Странно было сказать, что он жил где-то в стороне, так он не жил, но был составляющей этого куска, подвешенный на побегушках собственных мышц, носился, демонстрируя своё мясо. Он обитал среди людей, и всякие уроды, вросшие в свою историю сбоку, вещеподобные существа, как моль, зубами перешагивающая ворсинки, – шапочное знакомство на уровне насыщения, вымалчивание чего-то большого – раньше, теперь – вымалчивание пустоты и какая-то чушь, забивающая дни, уроды-люди и уроды-поступки, которые катились в его жизнь, и Гюн прыгал на мышцах как фантош, держал себя мышцами, но иногда мимо – нерв попадал, и вместо верёвки как натянутые звуки ничтожной музыки, боль, скрипение, и он не мог уже дальше продолжать. Обезумевший от внутренних знаков, которые скопились на фоне этой наступающей пустоты шума, он должен был вывернуться как-то, спастись, и тогда Гюн начал работать над своим зрением, и тогда он начал уходить от людей.
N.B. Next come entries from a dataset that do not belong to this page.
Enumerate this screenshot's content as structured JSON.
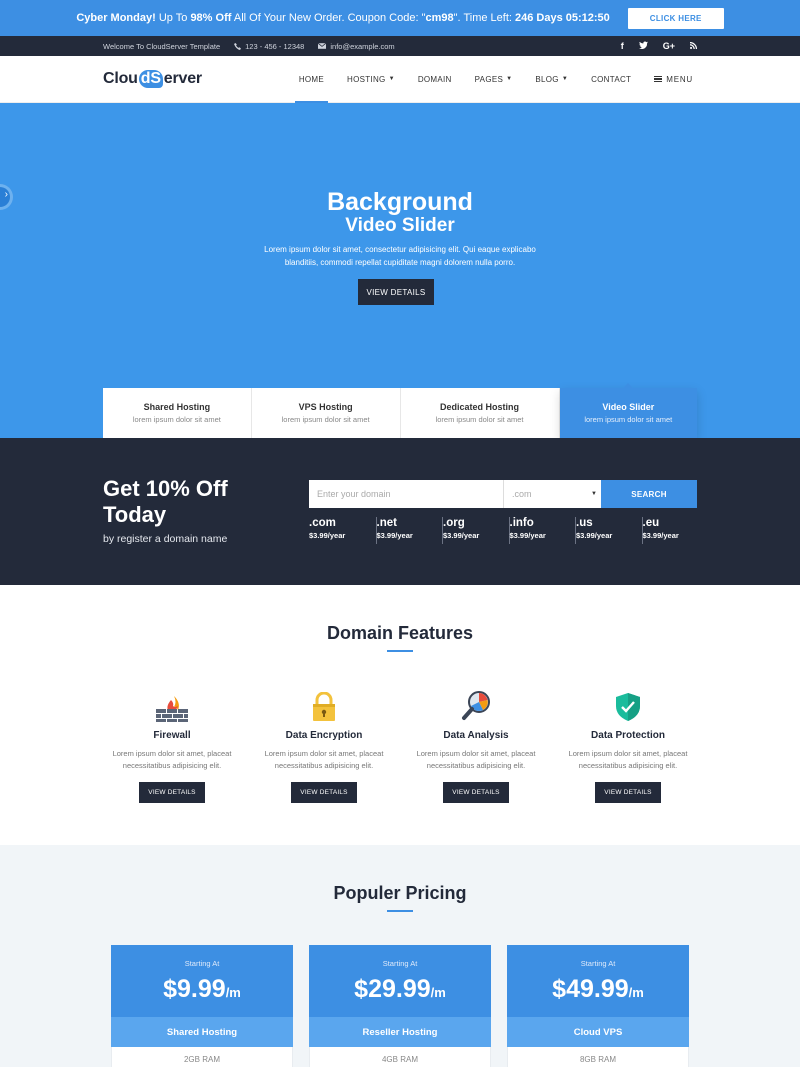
{
  "promo": {
    "label": "Cyber Monday!",
    "text1": " Up To ",
    "discount": "98% Off",
    "text2": " All Of Your New Order. Coupon Code: \"",
    "code": "cm98",
    "text3": "\". Time Left: ",
    "time_left": "246 Days 05:12:50",
    "button": "CLICK HERE"
  },
  "topbar": {
    "welcome": "Welcome To CloudServer Template",
    "phone": "123 - 456 - 12348",
    "email": "info@example.com"
  },
  "nav": {
    "logo_part1": "Clou",
    "logo_bubble": "dS",
    "logo_part2": "erver",
    "items": [
      {
        "label": "HOME",
        "active": true
      },
      {
        "label": "HOSTING"
      },
      {
        "label": "DOMAIN"
      },
      {
        "label": "PAGES"
      },
      {
        "label": "BLOG"
      },
      {
        "label": "CONTACT"
      },
      {
        "label": "MENU"
      }
    ]
  },
  "hero": {
    "title": "Background",
    "subtitle": "Video Slider",
    "text": "Lorem ipsum dolor sit amet, consectetur adipisicing elit. Qui eaque explicabo blanditiis, commodi repellat cupiditate magni dolorem nulla porro.",
    "cta": "VIEW DETAILS",
    "tabs": [
      {
        "title": "Shared Hosting",
        "sub": "lorem ipsum dolor sit amet"
      },
      {
        "title": "VPS Hosting",
        "sub": "lorem ipsum dolor sit amet"
      },
      {
        "title": "Dedicated Hosting",
        "sub": "lorem ipsum dolor sit amet"
      },
      {
        "title": "Video Slider",
        "sub": "lorem ipsum dolor sit amet"
      }
    ]
  },
  "domain": {
    "heading": "Get 10% Off Today",
    "sub": "by register a domain name",
    "placeholder": "Enter your domain",
    "select": ".com",
    "search": "SEARCH",
    "tlds": [
      {
        "name": ".com",
        "price": "$3.99/year"
      },
      {
        "name": ".net",
        "price": "$3.99/year"
      },
      {
        "name": ".org",
        "price": "$3.99/year"
      },
      {
        "name": ".info",
        "price": "$3.99/year"
      },
      {
        "name": ".us",
        "price": "$3.99/year"
      },
      {
        "name": ".eu",
        "price": "$3.99/year"
      }
    ]
  },
  "features": {
    "title": "Domain Features",
    "items": [
      {
        "title": "Firewall",
        "text": "Lorem ipsum dolor sit amet, placeat necessitatibus adipisicing elit.",
        "button": "VIEW DETAILS"
      },
      {
        "title": "Data Encryption",
        "text": "Lorem ipsum dolor sit amet, placeat necessitatibus adipisicing elit.",
        "button": "VIEW DETAILS"
      },
      {
        "title": "Data Analysis",
        "text": "Lorem ipsum dolor sit amet, placeat necessitatibus adipisicing elit.",
        "button": "VIEW DETAILS"
      },
      {
        "title": "Data Protection",
        "text": "Lorem ipsum dolor sit amet, placeat necessitatibus adipisicing elit.",
        "button": "VIEW DETAILS"
      }
    ]
  },
  "pricing": {
    "title": "Populer Pricing",
    "plans": [
      {
        "starting": "Starting At",
        "price": "$9.99",
        "per": "/m",
        "name": "Shared Hosting",
        "feature": "2GB RAM"
      },
      {
        "starting": "Starting At",
        "price": "$29.99",
        "per": "/m",
        "name": "Reseller Hosting",
        "feature": "4GB RAM"
      },
      {
        "starting": "Starting At",
        "price": "$49.99",
        "per": "/m",
        "name": "Cloud VPS",
        "feature": "8GB RAM"
      }
    ]
  },
  "colors": {
    "primary": "#3d8fe3",
    "dark": "#232a3a",
    "hero": "#3d97ea"
  }
}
Это было не резко, но всё же некоторые заметили и шептались между собой, говорили: что это с ним, и кто-то отвечал, что он зациклился – говорили и мотали сочувственно головой, и порывались лечить – комкали образцы и потом кидали ему по направлению в лоб, так что в ушах продолговато звенело, и надо было как-то полечить этот звон. Для этого он создал ощущение свободы, потом вышел наружу из этого ощущения, разложил его перед собой и долго смотрел, как бы стараясь вмыслиться в эту ткань, пока ещё размазывалось, но в один из дней появилась резкость – спонтанно, как и бывает с иными силами.
Это был день, когда он почувствовал, что надо сидеть, и он пошёл в парк, и он сидел на скамейке с целью подышать этими городскими эманациями и как бы немного проветриться – там же листья везде воткнуты прямо в деревья, шевелятся всем телом, примагниченные. Он сидел там, трогательный такой, как человек в парке. Он сидел там и смотрел на оранжевую тележку с жевательным светом, которая напоминала скомканную гирлянду, он смотрел-смотрел на неё, и всё как обычно, только какое-то чувство внутри… Он зажмурился, а когда вернул взгляд на место, это были обычные жевательные конфеты там, никакого света. Я вытянул его, высмотрел весь – так он предположил и отправился на поиски подтверждений. Увидел нищего и высмотрел у него все деньги из души, посмотрел на парковые часы – высмотрел время, и все вокруг заторопились: времени стало не хватать, увидел солнце и чуть глаза не высмотрел, но вовремя остановился и подумал, что и этих примеров достаточно.
Надо было продолжать учиться, выбрать объект и смотреть на него так уверенно, просторным взглядом смотреть, как бы затягивая внутрь – не только в виде воспоминания, но переманивать в себя его функцию, атмосферу, историю – желать, жаждать, размягчить его глазами и прыгать на нём, как на резине, плыть на нём, вить из него виточки, паутинки, сжимать его, пока однажды объект не станет таким близким и таким компактным, что бы его можно было высмотреть в один взгляд – как прочитать, узнать, обрести. В этом не было никакого колдовства, а только логика и умение. И вскоре он был до такой степени силён, что мог высматривать некрупные предметы, и некоторые идеи высматривал прямо из чужой головы, то есть стал в истинном смысле проницательным, и теперь был готов посягнуть на что-то большое и значительное. С этим выводом он стоял перед домом из вулканного туфа и пялился на него несколько месяцев подряд, потому что ему очень хотелось иметь дом и видеть реку с балкона, и жить так, как он придумал, высмотрев это в своём будущем.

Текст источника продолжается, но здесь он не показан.